I'm only interested in tracing what actually happens inside the input file's code — not the outer wrapper.


What I already tried:

I attempted to filter frames like this:

if frame.f_code.co_filename != INPUT_PATH:
    return None

But oddly, frame.f_code.co_filename is equal to INPUT_PATH every time, even during the initial exec() call (which I want to ignore). So this filter doesn't help me distinguish between the "outer exec context" and the real logic inside the input file.


Question:

How can I avoid tracing the outer exec() logic while still tracing the input file itself?

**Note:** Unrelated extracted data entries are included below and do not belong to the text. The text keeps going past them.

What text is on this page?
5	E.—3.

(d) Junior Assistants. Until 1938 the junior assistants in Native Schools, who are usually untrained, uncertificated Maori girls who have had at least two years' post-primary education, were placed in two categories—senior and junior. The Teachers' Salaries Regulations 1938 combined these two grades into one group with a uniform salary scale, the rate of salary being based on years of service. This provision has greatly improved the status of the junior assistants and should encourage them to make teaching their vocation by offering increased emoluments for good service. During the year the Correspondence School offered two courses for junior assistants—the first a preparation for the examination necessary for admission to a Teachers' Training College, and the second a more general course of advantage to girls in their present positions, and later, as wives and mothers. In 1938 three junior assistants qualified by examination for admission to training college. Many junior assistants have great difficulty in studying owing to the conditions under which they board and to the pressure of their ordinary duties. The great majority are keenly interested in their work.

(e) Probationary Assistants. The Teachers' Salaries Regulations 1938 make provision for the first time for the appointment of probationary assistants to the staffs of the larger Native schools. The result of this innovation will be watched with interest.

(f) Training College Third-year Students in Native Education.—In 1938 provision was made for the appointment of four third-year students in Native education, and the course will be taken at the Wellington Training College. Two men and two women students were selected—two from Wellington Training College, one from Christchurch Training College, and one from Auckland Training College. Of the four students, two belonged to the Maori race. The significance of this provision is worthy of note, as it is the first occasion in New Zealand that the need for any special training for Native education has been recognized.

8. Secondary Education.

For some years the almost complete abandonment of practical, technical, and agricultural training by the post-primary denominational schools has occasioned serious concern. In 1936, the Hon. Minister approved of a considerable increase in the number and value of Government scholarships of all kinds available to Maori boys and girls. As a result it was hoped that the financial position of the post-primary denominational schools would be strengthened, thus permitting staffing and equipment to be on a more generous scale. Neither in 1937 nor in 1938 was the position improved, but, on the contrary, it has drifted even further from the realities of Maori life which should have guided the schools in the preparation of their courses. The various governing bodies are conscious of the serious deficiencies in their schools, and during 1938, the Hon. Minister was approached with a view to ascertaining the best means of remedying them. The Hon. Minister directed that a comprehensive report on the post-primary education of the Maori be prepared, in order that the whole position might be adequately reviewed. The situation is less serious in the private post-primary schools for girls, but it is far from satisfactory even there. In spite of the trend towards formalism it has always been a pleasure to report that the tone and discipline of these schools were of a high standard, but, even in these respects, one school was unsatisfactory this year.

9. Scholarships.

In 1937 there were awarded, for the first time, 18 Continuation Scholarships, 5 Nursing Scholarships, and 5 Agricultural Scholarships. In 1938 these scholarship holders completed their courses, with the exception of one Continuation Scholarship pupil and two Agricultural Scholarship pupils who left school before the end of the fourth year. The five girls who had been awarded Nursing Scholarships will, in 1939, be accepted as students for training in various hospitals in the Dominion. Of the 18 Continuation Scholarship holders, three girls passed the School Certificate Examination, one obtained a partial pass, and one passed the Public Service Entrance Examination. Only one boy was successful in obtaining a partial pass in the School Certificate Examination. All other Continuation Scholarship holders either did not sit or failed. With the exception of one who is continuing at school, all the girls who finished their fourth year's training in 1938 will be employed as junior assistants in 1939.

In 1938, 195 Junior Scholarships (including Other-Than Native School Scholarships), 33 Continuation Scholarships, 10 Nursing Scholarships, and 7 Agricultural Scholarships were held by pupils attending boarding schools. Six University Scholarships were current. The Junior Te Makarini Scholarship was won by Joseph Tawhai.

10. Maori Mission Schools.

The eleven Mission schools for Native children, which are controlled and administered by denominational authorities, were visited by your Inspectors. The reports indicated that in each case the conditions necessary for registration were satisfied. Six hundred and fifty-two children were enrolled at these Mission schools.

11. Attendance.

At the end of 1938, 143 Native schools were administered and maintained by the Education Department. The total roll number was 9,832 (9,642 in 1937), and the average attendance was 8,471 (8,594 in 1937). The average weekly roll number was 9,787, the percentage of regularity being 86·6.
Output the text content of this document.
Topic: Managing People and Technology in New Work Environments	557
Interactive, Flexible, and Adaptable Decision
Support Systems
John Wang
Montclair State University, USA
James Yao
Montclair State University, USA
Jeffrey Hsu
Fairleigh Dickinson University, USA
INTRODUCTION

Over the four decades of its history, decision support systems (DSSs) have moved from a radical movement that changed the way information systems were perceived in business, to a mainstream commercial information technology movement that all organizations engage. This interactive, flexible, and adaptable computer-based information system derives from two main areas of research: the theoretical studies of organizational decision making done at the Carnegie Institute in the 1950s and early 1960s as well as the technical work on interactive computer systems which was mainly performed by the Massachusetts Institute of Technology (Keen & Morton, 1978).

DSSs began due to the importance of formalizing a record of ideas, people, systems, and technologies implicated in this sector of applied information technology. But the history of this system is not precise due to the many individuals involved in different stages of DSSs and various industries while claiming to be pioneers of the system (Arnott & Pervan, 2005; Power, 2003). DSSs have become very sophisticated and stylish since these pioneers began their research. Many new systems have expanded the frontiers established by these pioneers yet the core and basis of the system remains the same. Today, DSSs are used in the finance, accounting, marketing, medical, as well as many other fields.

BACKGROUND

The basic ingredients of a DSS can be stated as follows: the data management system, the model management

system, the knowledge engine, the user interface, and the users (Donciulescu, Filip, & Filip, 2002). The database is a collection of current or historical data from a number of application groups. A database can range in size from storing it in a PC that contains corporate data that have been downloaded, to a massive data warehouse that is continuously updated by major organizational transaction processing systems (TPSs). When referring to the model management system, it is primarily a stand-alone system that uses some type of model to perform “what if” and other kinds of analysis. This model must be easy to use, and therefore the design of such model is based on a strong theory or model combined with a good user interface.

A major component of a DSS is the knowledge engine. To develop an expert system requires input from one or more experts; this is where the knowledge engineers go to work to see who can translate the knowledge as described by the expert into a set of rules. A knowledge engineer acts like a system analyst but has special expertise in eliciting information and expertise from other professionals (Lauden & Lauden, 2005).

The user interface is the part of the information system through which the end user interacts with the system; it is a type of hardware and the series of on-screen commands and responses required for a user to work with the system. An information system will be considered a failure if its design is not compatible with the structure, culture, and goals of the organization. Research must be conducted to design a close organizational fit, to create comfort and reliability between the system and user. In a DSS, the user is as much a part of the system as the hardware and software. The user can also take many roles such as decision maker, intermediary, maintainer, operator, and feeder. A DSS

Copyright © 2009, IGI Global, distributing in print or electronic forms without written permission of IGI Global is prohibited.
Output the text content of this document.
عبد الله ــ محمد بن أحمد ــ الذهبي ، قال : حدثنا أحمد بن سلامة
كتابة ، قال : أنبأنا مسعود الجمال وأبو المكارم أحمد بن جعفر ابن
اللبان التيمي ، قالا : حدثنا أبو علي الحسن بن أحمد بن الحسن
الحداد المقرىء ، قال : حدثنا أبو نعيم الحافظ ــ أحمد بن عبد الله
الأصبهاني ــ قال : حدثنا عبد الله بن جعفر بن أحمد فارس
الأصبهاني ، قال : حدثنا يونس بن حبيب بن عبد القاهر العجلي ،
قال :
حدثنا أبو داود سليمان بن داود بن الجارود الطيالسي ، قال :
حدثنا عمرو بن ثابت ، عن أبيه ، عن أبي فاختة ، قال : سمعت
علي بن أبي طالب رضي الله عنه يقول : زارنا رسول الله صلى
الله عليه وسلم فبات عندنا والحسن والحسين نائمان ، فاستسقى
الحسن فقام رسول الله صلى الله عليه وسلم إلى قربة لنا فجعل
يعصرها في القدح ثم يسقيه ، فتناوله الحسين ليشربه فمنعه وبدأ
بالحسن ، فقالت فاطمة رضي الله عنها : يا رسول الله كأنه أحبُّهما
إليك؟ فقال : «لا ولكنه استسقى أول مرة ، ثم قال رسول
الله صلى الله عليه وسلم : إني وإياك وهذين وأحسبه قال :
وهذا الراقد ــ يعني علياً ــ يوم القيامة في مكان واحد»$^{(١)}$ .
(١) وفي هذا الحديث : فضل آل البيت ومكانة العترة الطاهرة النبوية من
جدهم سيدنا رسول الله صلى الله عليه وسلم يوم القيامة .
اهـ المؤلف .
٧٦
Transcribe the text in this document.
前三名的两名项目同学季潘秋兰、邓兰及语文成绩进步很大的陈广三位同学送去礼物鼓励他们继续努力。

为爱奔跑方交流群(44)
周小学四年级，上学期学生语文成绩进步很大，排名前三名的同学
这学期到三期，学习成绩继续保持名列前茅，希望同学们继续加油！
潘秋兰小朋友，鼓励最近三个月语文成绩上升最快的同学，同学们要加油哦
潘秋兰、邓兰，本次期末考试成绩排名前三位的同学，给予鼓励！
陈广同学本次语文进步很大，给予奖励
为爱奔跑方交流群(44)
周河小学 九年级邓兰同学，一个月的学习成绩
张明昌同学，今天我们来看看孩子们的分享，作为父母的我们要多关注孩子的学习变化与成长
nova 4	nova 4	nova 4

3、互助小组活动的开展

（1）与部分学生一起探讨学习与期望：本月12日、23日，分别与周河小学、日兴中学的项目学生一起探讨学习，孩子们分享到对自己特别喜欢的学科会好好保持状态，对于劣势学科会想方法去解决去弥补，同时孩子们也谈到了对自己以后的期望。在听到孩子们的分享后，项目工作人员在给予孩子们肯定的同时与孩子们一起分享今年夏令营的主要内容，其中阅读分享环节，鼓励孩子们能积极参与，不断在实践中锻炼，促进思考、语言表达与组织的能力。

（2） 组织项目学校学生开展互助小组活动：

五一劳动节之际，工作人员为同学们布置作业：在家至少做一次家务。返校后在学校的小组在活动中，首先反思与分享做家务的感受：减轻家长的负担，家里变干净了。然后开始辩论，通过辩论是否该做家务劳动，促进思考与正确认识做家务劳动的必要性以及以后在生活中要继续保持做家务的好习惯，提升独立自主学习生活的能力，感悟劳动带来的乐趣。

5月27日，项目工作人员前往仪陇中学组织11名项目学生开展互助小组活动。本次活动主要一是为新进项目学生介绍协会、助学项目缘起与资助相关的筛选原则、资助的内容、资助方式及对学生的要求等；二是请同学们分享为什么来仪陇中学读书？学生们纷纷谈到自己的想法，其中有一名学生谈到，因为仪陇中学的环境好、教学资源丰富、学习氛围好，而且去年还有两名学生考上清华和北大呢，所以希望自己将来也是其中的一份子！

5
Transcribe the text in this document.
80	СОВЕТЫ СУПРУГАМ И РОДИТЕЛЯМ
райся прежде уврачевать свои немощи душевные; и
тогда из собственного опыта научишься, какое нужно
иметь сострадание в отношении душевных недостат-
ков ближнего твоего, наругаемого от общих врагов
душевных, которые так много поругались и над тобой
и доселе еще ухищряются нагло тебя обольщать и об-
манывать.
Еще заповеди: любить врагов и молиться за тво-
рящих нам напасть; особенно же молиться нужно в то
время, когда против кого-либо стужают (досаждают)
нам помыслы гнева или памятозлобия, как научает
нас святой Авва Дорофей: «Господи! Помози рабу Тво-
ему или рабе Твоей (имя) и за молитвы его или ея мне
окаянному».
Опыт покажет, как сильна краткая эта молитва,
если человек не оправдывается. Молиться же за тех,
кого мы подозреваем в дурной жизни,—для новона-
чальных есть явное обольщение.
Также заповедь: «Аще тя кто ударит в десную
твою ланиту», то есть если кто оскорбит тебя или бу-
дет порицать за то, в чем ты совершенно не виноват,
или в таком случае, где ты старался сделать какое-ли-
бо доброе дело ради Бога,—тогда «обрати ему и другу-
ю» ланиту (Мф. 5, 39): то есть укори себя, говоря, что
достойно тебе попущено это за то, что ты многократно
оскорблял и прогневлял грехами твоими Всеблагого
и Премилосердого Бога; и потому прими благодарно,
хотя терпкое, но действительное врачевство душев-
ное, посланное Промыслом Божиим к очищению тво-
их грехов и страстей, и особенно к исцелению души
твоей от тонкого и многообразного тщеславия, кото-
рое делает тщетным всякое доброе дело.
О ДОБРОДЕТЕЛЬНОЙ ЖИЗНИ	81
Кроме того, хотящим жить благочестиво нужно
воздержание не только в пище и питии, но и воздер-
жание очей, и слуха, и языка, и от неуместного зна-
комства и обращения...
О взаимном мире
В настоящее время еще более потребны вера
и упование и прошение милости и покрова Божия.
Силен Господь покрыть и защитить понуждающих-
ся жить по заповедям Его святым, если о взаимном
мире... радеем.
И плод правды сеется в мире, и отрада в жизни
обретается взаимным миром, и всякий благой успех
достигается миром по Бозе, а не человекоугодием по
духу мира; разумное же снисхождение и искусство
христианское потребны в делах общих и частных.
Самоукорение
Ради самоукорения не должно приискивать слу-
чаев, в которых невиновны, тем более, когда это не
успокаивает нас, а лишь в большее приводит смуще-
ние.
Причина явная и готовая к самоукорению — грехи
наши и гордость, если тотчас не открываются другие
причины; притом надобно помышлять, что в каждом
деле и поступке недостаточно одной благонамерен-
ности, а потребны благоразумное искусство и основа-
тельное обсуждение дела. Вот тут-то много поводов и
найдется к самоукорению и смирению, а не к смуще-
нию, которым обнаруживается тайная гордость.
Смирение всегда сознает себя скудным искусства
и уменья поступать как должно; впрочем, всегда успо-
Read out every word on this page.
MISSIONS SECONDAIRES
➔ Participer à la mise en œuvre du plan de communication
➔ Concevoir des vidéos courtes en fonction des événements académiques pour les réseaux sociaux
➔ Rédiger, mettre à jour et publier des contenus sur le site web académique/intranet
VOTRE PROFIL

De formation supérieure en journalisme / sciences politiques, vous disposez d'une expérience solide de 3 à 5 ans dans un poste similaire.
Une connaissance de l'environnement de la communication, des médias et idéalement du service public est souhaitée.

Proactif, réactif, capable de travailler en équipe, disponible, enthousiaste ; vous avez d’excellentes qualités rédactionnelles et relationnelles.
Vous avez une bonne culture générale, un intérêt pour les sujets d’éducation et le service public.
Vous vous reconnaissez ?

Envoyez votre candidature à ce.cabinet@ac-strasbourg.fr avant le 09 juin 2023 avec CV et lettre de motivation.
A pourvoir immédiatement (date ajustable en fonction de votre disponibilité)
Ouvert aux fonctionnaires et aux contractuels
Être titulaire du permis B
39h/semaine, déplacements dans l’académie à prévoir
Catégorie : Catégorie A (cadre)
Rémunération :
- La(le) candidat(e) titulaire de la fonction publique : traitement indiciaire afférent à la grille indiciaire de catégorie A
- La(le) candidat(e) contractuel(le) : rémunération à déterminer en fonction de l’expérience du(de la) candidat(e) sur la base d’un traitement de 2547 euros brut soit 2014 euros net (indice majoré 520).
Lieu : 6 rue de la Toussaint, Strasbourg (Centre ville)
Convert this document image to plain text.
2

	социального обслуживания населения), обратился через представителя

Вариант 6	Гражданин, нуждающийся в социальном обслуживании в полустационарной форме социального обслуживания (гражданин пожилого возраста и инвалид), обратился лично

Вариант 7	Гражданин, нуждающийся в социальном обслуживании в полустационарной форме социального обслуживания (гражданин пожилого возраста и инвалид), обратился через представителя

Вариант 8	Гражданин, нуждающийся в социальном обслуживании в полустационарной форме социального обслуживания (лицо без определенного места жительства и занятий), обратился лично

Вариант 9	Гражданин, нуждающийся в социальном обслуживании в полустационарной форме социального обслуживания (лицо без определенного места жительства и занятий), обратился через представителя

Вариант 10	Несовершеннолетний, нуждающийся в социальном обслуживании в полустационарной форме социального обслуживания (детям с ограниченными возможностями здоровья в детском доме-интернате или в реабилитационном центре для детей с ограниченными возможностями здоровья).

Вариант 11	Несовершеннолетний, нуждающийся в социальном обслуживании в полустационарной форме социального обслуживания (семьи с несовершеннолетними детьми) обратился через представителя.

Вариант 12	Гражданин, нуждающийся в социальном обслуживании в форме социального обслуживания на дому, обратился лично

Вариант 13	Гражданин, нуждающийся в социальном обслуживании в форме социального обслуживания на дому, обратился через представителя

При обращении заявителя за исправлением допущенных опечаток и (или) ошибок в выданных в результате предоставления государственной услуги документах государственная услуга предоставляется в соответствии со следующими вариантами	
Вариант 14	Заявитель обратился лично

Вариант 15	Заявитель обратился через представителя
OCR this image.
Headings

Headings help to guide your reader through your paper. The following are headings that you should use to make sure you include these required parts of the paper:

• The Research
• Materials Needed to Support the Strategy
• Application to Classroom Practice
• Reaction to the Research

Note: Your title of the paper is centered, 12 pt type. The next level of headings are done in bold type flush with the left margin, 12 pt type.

In short, how do I tell when tracing has entered "actual" user-defined code (like functions in the input file), not just the wrapping call?


Answer (edited):

This is the modified tracer function:

def tracer(frame, event, arg = None):
    depth = 0
    current_frame = frame
    while current_frame:
        depth += 1
        current_frame = current_frame.f_back
    if depth > 3:
        [...]
        return tracer
    return None

Solution

  • Take a look at this other stackoverflow question. I think getting the current depth of the stack reliably distinguishes between execution contexts regardless of filename. It should automatically separate a wrapping call (shallow) from user-defined code (deep). From here, it says "The trace hook is modified by passing a callback function to sys.settrace()." So I think you can filter out events when the depth <= 3. As soon as the depth is > 3, you can start tracing since the deep stack is user-defined functions.